Sweets are the most essential thing you need to have during any Indian festival. The range of sweets we have in Indian is mind blowing. You walk into an Indian sweet store and your mind will go bonkers just looking at the variety of options you find. They are colourful, dressed up beautifully to tempt to enough to just pick one and pop into your mouth right away. The temptation is hard to resist.
Talk about the dressings Indian sweets get – we have all kinds gold, silver, nuts, dried roses. All these just make that humble sweet prettiest.
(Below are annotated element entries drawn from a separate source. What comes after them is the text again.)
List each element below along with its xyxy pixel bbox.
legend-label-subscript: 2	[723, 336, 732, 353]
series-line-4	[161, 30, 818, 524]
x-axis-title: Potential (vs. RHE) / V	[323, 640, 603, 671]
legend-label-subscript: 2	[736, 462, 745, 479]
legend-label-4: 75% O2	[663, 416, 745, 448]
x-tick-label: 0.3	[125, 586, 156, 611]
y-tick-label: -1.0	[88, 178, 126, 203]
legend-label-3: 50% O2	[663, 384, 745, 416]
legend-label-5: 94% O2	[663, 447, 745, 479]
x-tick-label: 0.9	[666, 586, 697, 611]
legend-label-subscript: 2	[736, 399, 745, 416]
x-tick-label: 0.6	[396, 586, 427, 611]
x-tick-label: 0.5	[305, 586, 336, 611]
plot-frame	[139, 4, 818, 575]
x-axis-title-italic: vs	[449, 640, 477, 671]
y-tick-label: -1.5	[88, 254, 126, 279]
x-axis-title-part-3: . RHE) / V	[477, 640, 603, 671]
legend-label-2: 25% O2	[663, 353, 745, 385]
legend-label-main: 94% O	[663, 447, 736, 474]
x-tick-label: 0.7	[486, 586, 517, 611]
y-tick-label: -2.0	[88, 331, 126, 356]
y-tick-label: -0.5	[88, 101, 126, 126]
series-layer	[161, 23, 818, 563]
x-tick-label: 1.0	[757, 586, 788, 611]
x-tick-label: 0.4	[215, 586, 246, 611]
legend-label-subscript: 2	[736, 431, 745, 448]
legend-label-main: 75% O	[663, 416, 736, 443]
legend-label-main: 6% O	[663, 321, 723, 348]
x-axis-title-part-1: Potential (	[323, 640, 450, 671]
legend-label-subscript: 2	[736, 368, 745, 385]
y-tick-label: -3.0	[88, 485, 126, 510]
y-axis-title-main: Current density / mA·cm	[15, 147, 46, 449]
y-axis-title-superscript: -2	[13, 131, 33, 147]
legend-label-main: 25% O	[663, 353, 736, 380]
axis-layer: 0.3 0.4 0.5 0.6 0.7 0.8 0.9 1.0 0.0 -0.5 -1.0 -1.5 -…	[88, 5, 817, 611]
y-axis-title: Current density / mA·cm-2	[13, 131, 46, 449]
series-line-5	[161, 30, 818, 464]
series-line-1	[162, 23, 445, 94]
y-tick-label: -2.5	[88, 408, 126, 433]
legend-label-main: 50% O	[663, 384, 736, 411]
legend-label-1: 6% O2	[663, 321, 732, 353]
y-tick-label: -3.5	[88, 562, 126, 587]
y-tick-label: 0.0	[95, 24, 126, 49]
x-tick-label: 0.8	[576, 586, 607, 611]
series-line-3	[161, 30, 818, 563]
Holi is just around the corner and I wanted to share a sweet recipe with you guys. A recipe that you need if you are not into elaborate cooking. This recipe that has been lying in my draft folder for many months finally made it’s way to the blog. This is for all those readers of mine who wants to prepare something sweet without having to sweat it out in the kitchen.
Coconut khoya ladoo is a common ladoo that you would have heard, cooked and tasted. A little twist to the usual coconut ladoo is adding a good amount of all your favorite dry fruits to make it an interesting one.
Try it out guys….
Wishing you all a very happy and colourful Holi!
1 cup grated fresh coconut
½ cup khoya
½ cup chopped nuts(I used cashews, pistachios and almonds and raisins)
¾ cup sugar
1 teaspoon cardamom powder
- Dry roast the fresh grated coconut until it looses all moisture and starts to turn slightly brown.
- Crumble the khoya and put it into the pan. With constant stirring cook the mixture. Khoya will begin to melt and will start binding with the coconut.
- Add sugar and continue to cook.
- Add chopped nuts and cardamom powder.
- Cook until the entire mixture comes together and become dry.
- Turn off flame and let it cool down a little bit.
- Grease your hands with ghee. Pinch a ball of coconut-khoya mixture and roll into ball and place it on a dry plate. Repeat this for all the mixture.
- Once completely cooled, store in air tight container in fridge. Consume with in 2 days.